In a complex subject difficult for non-scientific laymen to penetrate, there could well be perfectly decent explanations within the man-made global warming consensus for such phenomena. The sea may be capable of absorbing more heat, for example.
At the very least there are questions to be answered about computer models and no justification for those who raise them to be effectively censored by the BBC.
In another alarming development this week it was alleged that research questioning the accuracy of such computer models had been censored by climate scientists.
Academic reviewers - the much lauded peer-review process - attacked a paper that suggested that the human influence in climate was being exaggerated and the influence of natural variability downplayed.
One said publication would lead to unnecessary confusion in the climate science community.
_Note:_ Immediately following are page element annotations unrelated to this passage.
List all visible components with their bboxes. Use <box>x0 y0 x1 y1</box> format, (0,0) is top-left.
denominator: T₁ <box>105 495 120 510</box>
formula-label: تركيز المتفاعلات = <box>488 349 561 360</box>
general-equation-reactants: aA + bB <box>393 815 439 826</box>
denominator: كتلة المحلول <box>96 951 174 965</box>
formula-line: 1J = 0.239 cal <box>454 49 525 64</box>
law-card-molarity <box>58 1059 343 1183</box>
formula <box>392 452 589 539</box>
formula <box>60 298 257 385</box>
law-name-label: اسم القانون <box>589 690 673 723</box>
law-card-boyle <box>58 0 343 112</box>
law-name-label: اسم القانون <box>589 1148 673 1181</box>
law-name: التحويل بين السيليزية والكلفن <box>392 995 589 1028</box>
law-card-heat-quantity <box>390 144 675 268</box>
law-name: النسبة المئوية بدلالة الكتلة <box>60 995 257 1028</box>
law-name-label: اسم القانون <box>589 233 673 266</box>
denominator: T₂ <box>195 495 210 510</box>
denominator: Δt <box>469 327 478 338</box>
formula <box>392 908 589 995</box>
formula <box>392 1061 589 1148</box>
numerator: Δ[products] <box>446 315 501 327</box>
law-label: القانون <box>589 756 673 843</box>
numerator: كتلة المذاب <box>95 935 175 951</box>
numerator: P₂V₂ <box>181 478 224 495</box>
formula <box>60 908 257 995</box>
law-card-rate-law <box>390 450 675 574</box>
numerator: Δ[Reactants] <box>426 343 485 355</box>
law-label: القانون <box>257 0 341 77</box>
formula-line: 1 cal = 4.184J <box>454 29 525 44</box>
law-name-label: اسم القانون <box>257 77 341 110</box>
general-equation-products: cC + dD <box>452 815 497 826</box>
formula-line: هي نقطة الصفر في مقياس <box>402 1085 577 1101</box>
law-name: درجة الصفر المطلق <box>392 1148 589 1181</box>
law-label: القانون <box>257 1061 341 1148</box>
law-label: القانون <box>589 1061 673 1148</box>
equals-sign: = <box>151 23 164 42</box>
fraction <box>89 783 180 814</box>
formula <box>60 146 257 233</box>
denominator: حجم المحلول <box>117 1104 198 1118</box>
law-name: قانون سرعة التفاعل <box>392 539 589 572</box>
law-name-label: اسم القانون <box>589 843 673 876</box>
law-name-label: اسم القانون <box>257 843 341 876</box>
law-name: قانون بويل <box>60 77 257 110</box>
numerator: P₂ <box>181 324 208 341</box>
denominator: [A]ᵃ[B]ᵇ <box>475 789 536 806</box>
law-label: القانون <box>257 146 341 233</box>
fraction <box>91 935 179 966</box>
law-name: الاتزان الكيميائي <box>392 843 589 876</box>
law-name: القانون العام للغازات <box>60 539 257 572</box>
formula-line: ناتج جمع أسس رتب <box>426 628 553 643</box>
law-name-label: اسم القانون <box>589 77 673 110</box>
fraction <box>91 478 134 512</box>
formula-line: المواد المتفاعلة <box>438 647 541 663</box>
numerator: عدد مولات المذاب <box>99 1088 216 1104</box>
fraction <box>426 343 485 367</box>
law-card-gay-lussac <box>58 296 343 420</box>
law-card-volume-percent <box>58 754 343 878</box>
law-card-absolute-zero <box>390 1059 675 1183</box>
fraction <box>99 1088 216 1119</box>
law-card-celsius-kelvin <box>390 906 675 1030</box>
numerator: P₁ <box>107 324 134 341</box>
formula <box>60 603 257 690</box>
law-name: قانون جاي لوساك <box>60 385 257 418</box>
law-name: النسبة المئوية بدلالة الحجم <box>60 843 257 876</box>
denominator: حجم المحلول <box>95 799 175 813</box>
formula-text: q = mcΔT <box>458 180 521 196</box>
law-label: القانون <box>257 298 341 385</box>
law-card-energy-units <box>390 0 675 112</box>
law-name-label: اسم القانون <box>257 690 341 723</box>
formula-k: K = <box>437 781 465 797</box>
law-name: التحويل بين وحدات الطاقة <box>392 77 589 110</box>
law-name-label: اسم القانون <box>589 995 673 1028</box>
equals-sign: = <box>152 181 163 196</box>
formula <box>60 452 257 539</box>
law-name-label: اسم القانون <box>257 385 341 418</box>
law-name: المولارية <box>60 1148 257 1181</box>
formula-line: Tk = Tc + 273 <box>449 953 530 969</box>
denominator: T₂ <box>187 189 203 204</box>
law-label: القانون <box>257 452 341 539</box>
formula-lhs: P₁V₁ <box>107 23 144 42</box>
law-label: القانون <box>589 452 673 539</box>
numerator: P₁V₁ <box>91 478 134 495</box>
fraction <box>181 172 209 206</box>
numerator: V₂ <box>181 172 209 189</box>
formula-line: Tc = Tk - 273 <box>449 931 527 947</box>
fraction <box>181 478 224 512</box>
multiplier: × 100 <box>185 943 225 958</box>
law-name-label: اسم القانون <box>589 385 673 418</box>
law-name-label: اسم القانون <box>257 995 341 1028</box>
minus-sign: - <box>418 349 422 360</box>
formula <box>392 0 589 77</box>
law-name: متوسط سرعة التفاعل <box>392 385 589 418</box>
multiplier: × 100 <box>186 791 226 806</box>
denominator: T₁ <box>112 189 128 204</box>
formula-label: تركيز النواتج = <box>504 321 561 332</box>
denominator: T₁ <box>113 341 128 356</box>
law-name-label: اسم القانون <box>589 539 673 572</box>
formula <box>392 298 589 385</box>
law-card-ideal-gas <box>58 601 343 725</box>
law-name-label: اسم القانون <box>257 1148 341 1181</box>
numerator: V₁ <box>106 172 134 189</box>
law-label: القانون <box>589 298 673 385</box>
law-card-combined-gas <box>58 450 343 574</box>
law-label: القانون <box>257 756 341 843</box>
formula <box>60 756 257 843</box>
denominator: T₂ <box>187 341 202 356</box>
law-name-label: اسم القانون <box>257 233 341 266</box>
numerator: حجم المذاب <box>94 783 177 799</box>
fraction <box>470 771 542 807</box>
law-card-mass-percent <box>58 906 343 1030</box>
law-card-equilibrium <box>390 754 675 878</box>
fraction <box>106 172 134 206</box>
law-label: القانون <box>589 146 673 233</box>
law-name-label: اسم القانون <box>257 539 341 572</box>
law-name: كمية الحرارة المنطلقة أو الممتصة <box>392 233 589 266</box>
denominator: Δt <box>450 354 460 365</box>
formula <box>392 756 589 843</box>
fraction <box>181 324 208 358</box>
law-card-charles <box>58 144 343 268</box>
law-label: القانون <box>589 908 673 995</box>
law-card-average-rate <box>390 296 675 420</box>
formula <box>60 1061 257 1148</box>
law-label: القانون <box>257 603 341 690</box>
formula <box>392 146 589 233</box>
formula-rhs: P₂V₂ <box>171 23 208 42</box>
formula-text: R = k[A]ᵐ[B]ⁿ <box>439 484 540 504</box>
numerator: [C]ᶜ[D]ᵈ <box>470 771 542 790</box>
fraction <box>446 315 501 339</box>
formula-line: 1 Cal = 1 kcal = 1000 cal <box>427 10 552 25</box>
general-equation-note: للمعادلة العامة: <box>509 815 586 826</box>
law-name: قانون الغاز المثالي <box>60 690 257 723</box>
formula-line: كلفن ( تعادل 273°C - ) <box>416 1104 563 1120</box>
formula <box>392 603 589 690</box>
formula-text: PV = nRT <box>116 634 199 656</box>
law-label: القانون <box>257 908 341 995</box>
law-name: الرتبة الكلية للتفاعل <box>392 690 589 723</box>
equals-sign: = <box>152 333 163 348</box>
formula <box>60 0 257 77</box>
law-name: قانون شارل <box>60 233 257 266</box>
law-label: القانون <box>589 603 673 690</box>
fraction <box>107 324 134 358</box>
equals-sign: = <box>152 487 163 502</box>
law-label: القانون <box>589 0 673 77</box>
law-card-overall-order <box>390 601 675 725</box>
Another that "the entire discussion has to disappear."
In such a maelstrom somehow non-scientists and policy makers have to have a voice because of the huge economic decisions that rest on the outcome.
If the natural variability of extreme events is more at the heart of the matter than CO2 creation, then more money has to be deployed to strengthening sea defences, for instance, than covering hills in windmills.
There is still an important debate to be had but not it seems on the BBC.
The position of the BBC Trust, as shown again this week, is at face value eminently reasonable. It reiterated the views of Professor Steve Jones, the geneticist, in his report into BBC science coverage that there should not be "an over-rigid" attachment to balance which gives "undue attention to marginal opinion."
And so was born the BBC concept of "due impartiality," as imposed to impartiality. This means that when reporting on contentious scientific issues the BBC should be guided by where "the scientific consensus might be found on any given topic, if in fact it can be determined."
Making such a determination is where the problem lies; a problem exacerbated by the fact that the entire history of science is littered by examples of the consensus being proved wrong by stubborn individuals.
Neither the BBC Trust, nor even the issuing of apologies to Dorset draught proofers, represents the most direct threat going forward.
The danger comes instead from self-censorship. Which editor now is going to invite Lord Lawson or even Prof Bob Carter from New Zealand on to their programmes in the certain knowledge that they are likely to be criticised and perhaps have time-consuming complaints upheld against them?
As Lord Lawson argues, surely correctly, he has, in effect, been banned by the BBC. It is an easy thing to judge. Let's see when he next appears in the climate change context.
There will, of course, be no edict. He will just never ever be invited to take part in any BBC programme on an issue that he has put considerable effort into learning about, and one where he has published a best-selling book.
On the BBC internal contacts list producers add advisory notes against names and you can be sure the former Chancellor will get one.
One of the key components of the case for a new licence fee is the integrity of BBC News. The case for man-made global warming may indeed be the right one, but the reputation of BBC News would be seriously compromised if journalists were found to be censoring, if not inconvenient truths then troubling anomalies.
It would also be better if the BBC stopped activities such as spending hundreds of thousands of licence payers' money trying to protect the identity of the participants in a 2006 climate change seminar - when all the names turned up on the Internet anyway.